Sectigo claims the SDK: “cost-effectively manages, seals and stores encryption keys, passwords and other data on the device.” It goes on to say that this: “removes the risk of exposing credentials of devices lacking a Trusted Platform Module (TPM) or other hardware-based secure storage mechanism.”
Alan Grau, Sectigo’s VP of IoT, commented: “Enhanced levels of security should be available for all IoT devices to help prevent non-compliance with ever-changing legislation, device cloning, and the introduction of counterfeit devices into the market. SKS-SDK enables IoT device manufacturers to protect private keys and critical information from hackers with special attention to affordability and compliance.”
How does the SKS-SDK work?
According to the product sheet, the SKS-SDK: “uses patent-pending obfuscation algorithms to protect embedded device keys.” The product sheet sets out the process, which is shown below.
The one thing here that raises an initial question is that the process says the root key is encrypted with a key hardcoded into the code. What is not clear is how that key is then protected. Hardcoded keys are a nightmare to keep safe, and once discovered, they can lead to large breaches. It will require organisations to decide just how they will manage keys, key strength and the number of devices that share the same hardcoded key. It is unfeasible for a manufacturer, especially of low-code devices, to use a separate key for each device that they sell.
One answer to this is that SKS-SDK is a component of the Sectigo Security and IoT Identity Platform. It is a platform that Sectigo has been building out for a few years now. Both manufacturers and enterprises can deploy it to protect their sprawling IoT estates.
Enterprise Times: What does this mean?
Anything that hardens IoT devices is to be welcomed. What is most interesting here is that Sectigo is targeting device manufacturers. Unfortunately, the take up among some sections of the IoT manufacturing community is likely to be poor.
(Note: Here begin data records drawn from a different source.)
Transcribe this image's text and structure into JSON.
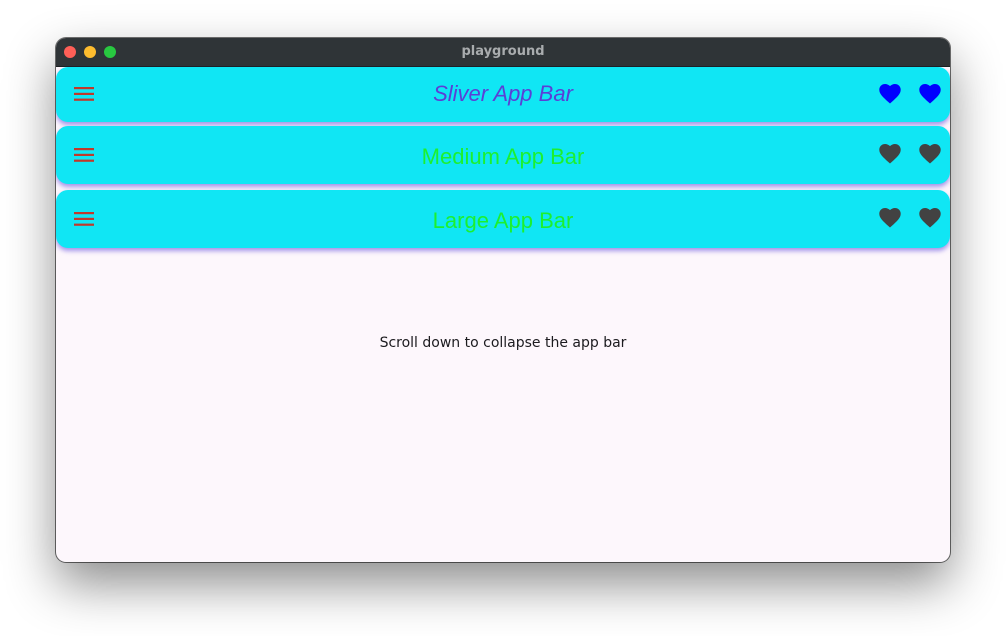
{
  "window": {
    "title": "playground"
  },
  "app_bars": [
    {
      "title": "Sliver App Bar",
      "title_color": "#5b3fd6",
      "title_style": "italic",
      "leading_icon": "menu-icon",
      "leading_color": "#c0392b",
      "actions": [
        "favorite-icon",
        "favorite-icon"
      ],
      "action_color": "#0000ff"
    },
    {
      "title": "Medium App Bar",
      "title_color": "#1cf02f",
      "leading_icon": "menu-icon",
      "leading_color": "#c0392b",
      "actions": [
        "favorite-icon",
        "favorite-icon"
      ],
      "action_color": "#424242"
    },
    {
      "title": "Large App Bar",
      "title_color": "#1cf02f",
      "leading_icon": "menu-icon",
      "leading_color": "#c0392b",
      "actions": [
        "favorite-icon",
        "favorite-icon"
      ],
      "action_color": "#424242"
    }
  ],
  "colors": {
    "app_bar_background": "#10e6f4",
    "app_bar_shadow": "#5b46dc",
    "body_background": "#fdf7fc"
  },
  "body": {
    "message": "Scroll down to collapse the app bar"
  }
}
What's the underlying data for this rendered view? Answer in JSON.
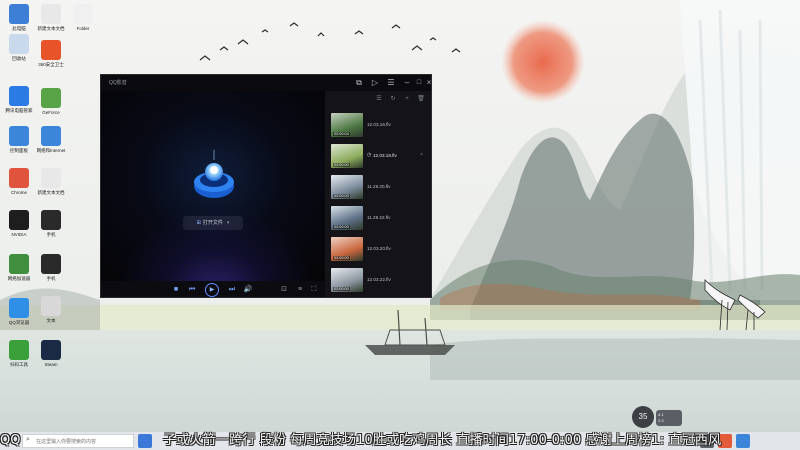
{
  "desktop": {
    "icons": [
      {
        "label": "此电脑",
        "color": "#3d7fd6"
      },
      {
        "label": "新建文本文档",
        "color": "#e8e8e8"
      },
      {
        "label": "Folder",
        "color": "#f0f0f0"
      },
      {
        "label": "回收站",
        "color": "#c9d9ec"
      },
      {
        "label": "360安全卫士",
        "color": "#e8542a"
      },
      {
        "label": "腾讯电脑管家",
        "color": "#2b7be4"
      },
      {
        "label": "GeForce",
        "color": "#58a345"
      },
      {
        "label": "控制面板",
        "color": "#3b86d8"
      },
      {
        "label": "网络和Internet",
        "color": "#3b86d8"
      },
      {
        "label": "Chrome",
        "color": "#e0533d"
      },
      {
        "label": "新建文本文档",
        "color": "#e8e8e8"
      },
      {
        "label": "NVIDIA",
        "color": "#1e1e1e"
      },
      {
        "label": "手机",
        "color": "#2a2a2a"
      },
      {
        "label": "网络加速器",
        "color": "#3f8f3f"
      },
      {
        "label": "手机",
        "color": "#2a2a2a"
      },
      {
        "label": "QQ浏览器",
        "color": "#2f8fe6"
      },
      {
        "label": "文本",
        "color": "#d8d8d8"
      },
      {
        "label": "扫码工具",
        "color": "#3aa13a"
      },
      {
        "label": "Steam",
        "color": "#1b2a44"
      }
    ]
  },
  "player": {
    "title": "QQ影音",
    "open_file_label": "打开文件",
    "playlist": [
      {
        "name": "12.03.16.flv",
        "duration": "02:00:04",
        "current": false
      },
      {
        "name": "12.03.18.flv",
        "duration": "02:00:00",
        "current": true
      },
      {
        "name": "11.29.20.flv",
        "duration": "02:00:03",
        "current": false
      },
      {
        "name": "11.29.22.flv",
        "duration": "02:00:00",
        "current": false
      },
      {
        "name": "12.03.20.flv",
        "duration": "02:00:00",
        "current": false
      },
      {
        "name": "12.03.22.flv",
        "duration": "02:00:00",
        "current": false
      }
    ]
  },
  "weather": {
    "temperature": "35",
    "detail_line1": "4.1",
    "detail_line2": "3.3"
  },
  "taskbar": {
    "start_label": "QQ",
    "search_placeholder": "在这里输入你要搜索的内容"
  },
  "overlay": {
    "left_text": "QQ",
    "marquee": "子或火箭一跨行 段粉 每周竞技场10胜或吃鸡周长 直播时间17:00-0:00 感谢上周榜1: 直冠西风"
  },
  "colors": {
    "accent_blue": "#5d8bff",
    "taskbar_bg": "#e1e4e8"
  }
}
Those delivering low-cost, price-sensitive devices will continue to use cost as a reason to not fix the lack of security in their devices. In the same way that they won’t spend money on an embedded solution, they are unlikely to invest in developers or software.
Where this may have a bigger impact is in areas such as industrial, manufacturing and healthcare. All have multiple generations of IoT devices, with many of the legacy devices at risk. Manufacturers of those devices are making efforts to get them secured. Rockwell Automation, Siemens, and Schneider Electric recently participated in Claroty’s US$140M Series D funding round. Like other vendors, they are also working with multiple companies to help secure their older IIoT devices.
It will be interesting to see how quickly the SKS-SDK gets adopted by companies. Sectigo has already gained traction with its Security and IoT Identity Platform. Will those using that quickly adopt the SKS-SDK as well?